Role of Reactive Oxygen Species (ROS) in Patients with Erythema Migrans, an Early Manifestation of Lyme Borreliosis
Posted: Monday. May 19, 2008
Background: Lyme borreliosis is a tick-transmitted, chronic, zoogenous disease caused by Borrelia burgdorferi spirochete. The clinical picture of Lyme disease is characterized by the variety of tissue and organ involvement and differing severity of symptoms. One of the pathogenic symptoms of early Lyme disease is a skin lesion called erythema migrans.
Material and methods: The purpose of our research was to estimate the parameters of the antioxidant system and the concentration of lipid peroxidation products in the plasma of patients with erythema migrans (EM). The parameters measured included the activity levels of superoxide dismutase (SOD) according to Sykes, gluthatione reductase (GSSG-R) according to Mize and Langdon, glutathione peroxidase (GSH-Px) according to Paglia and Valentine; the concentrations of malondialdehyde (MDA) were examined by means of a Bioxytech LPO-586 kit. The total sulphydryl groups (-SH) according to Ellman and reduced glutathione (GSH) were measured using a Bioxytech GSH-400 test in plasma samples collected from 20 patients with EM aged from 19 to 50, taken before (examination 1) and after (examination 2) with amoxycycline. The control group consisted of 8 healthy people.

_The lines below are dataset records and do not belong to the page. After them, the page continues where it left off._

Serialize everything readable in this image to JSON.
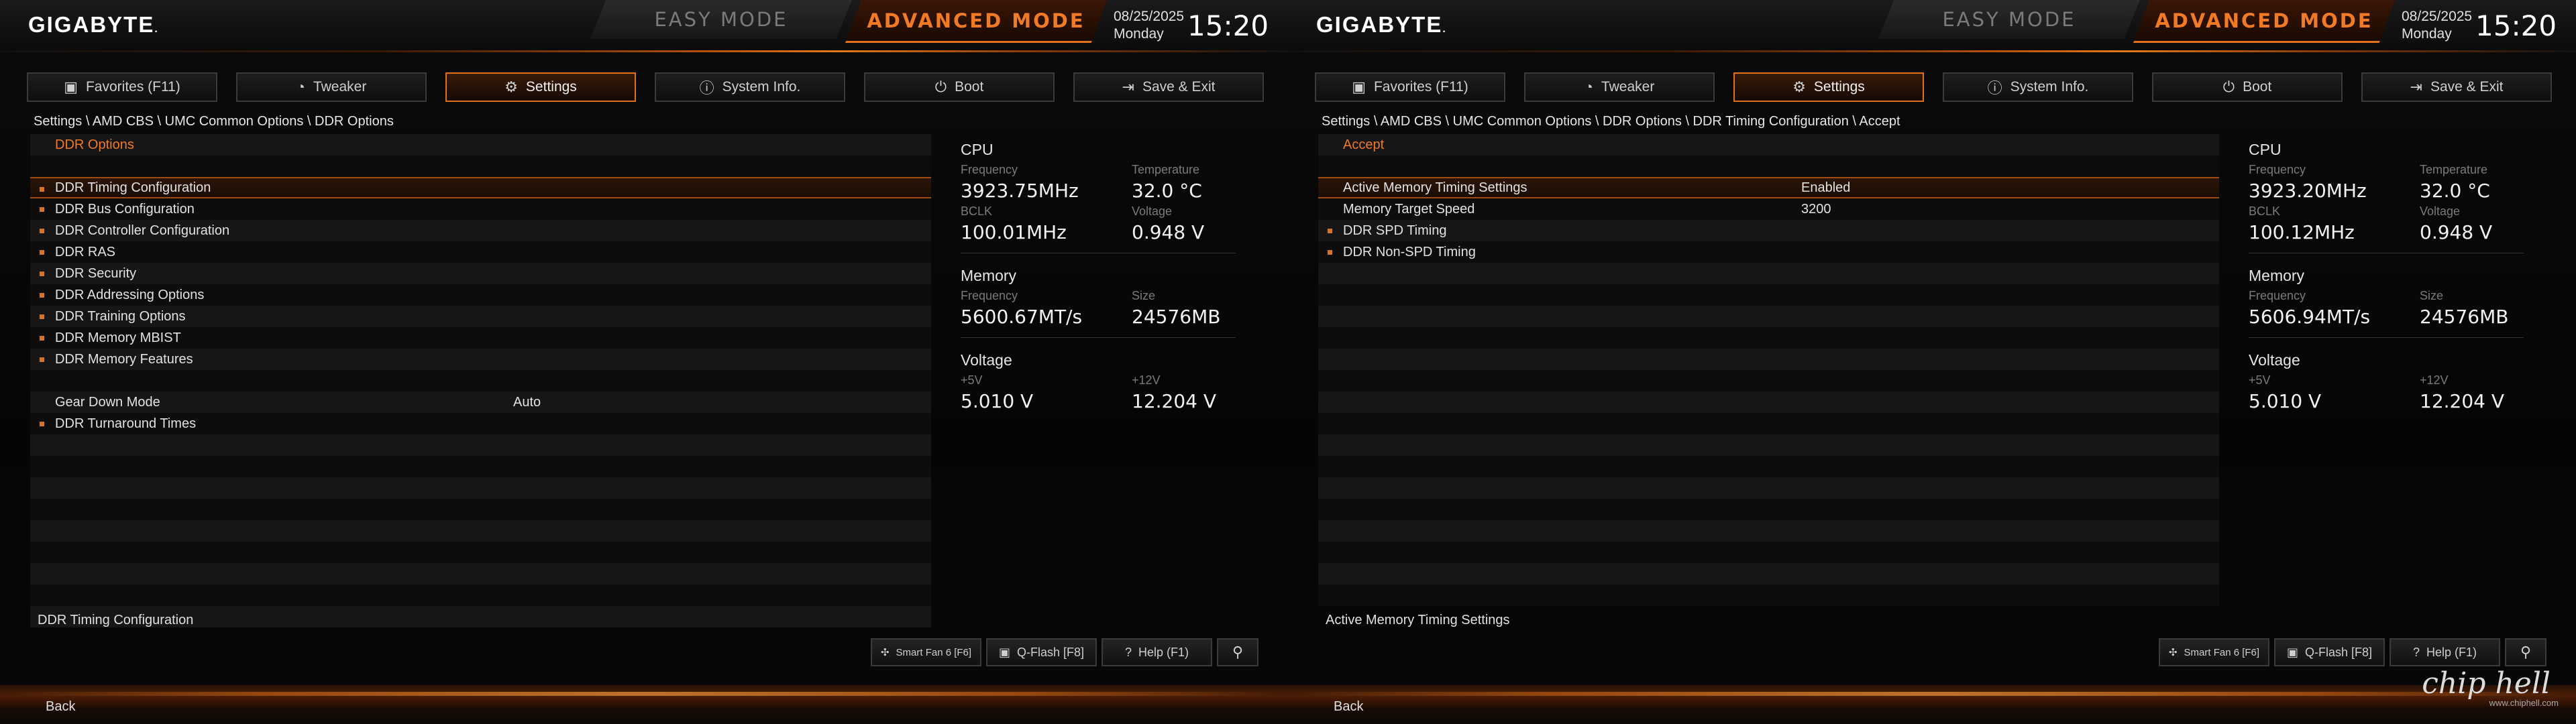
{
  "logo": "GIGABYTE",
  "modes": {
    "easy": "EASY MODE",
    "advanced": "ADVANCED MODE"
  },
  "date": "08/25/2025",
  "day": "Monday",
  "time": "15:20",
  "tabs": [
    {
      "label": "Favorites (F11)",
      "icon": "favorites-icon"
    },
    {
      "label": "Tweaker",
      "icon": "speedometer-icon"
    },
    {
      "label": "Settings",
      "icon": "gear-icon"
    },
    {
      "label": "System Info.",
      "icon": "info-icon"
    },
    {
      "label": "Boot",
      "icon": "power-icon"
    },
    {
      "label": "Save & Exit",
      "icon": "exit-icon"
    }
  ],
  "bottom": {
    "smart_fan": "Smart Fan 6 [F6]",
    "qflash": "Q-Flash [F8]",
    "help": "Help (F1)",
    "back": "Back"
  },
  "info_labels": {
    "cpu": "CPU",
    "memory": "Memory",
    "voltage": "Voltage",
    "frequency": "Frequency",
    "temperature": "Temperature",
    "bclk": "BCLK",
    "cpu_voltage": "Voltage",
    "size": "Size",
    "v5": "+5V",
    "v12": "+12V"
  },
  "left": {
    "breadcrumb": "Settings  \\  AMD CBS  \\  UMC Common Options  \\  DDR Options",
    "header": "DDR Options",
    "items": [
      "DDR Timing Configuration",
      "DDR Bus Configuration",
      "DDR Controller Configuration",
      "DDR RAS",
      "DDR Security",
      "DDR Addressing Options",
      "DDR Training Options",
      "DDR Memory MBIST",
      "DDR Memory Features"
    ],
    "gear_down_label": "Gear Down Mode",
    "gear_down_value": "Auto",
    "turnaround": "DDR Turnaround Times",
    "help": "DDR Timing Configuration",
    "cpu": {
      "freq": "3923.75MHz",
      "temp": "32.0 °C",
      "bclk": "100.01MHz",
      "volt": "0.948 V"
    },
    "mem": {
      "freq": "5600.67MT/s",
      "size": "24576MB"
    },
    "volt": {
      "v5": "5.010 V",
      "v12": "12.204 V"
    }
  },
  "right": {
    "breadcrumb": "Settings  \\  AMD CBS  \\  UMC Common Options  \\  DDR Options  \\  DDR Timing Configuration  \\  Accept",
    "header": "Accept",
    "amts_label": "Active Memory Timing Settings",
    "amts_value": "Enabled",
    "mts_label": "Memory Target Speed",
    "mts_value": "3200",
    "spd": "DDR SPD Timing",
    "nonspd": "DDR Non-SPD Timing",
    "help": "Active Memory Timing Settings",
    "cpu": {
      "freq": "3923.20MHz",
      "temp": "32.0 °C",
      "bclk": "100.12MHz",
      "volt": "0.948 V"
    },
    "mem": {
      "freq": "5606.94MT/s",
      "size": "24576MB"
    },
    "volt": {
      "v5": "5.010 V",
      "v12": "12.204 V"
    },
    "watermark": "chip hell",
    "watermark_url": "www.chiphell.com"
  }
}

Results: The results of our examinations prove that beta-lactamase antibiotic brings non-enzymatic antioxidant parameters to control values, though the results causes no change in enzymatic antioxidant parameters, resulting in the further activation of free radicals.
Conclusions: In patients with Erythema migrans, the decreased capability to reduce lipid superoxidants leads to maintaining a high concentration of membrane lipid peroxidation products.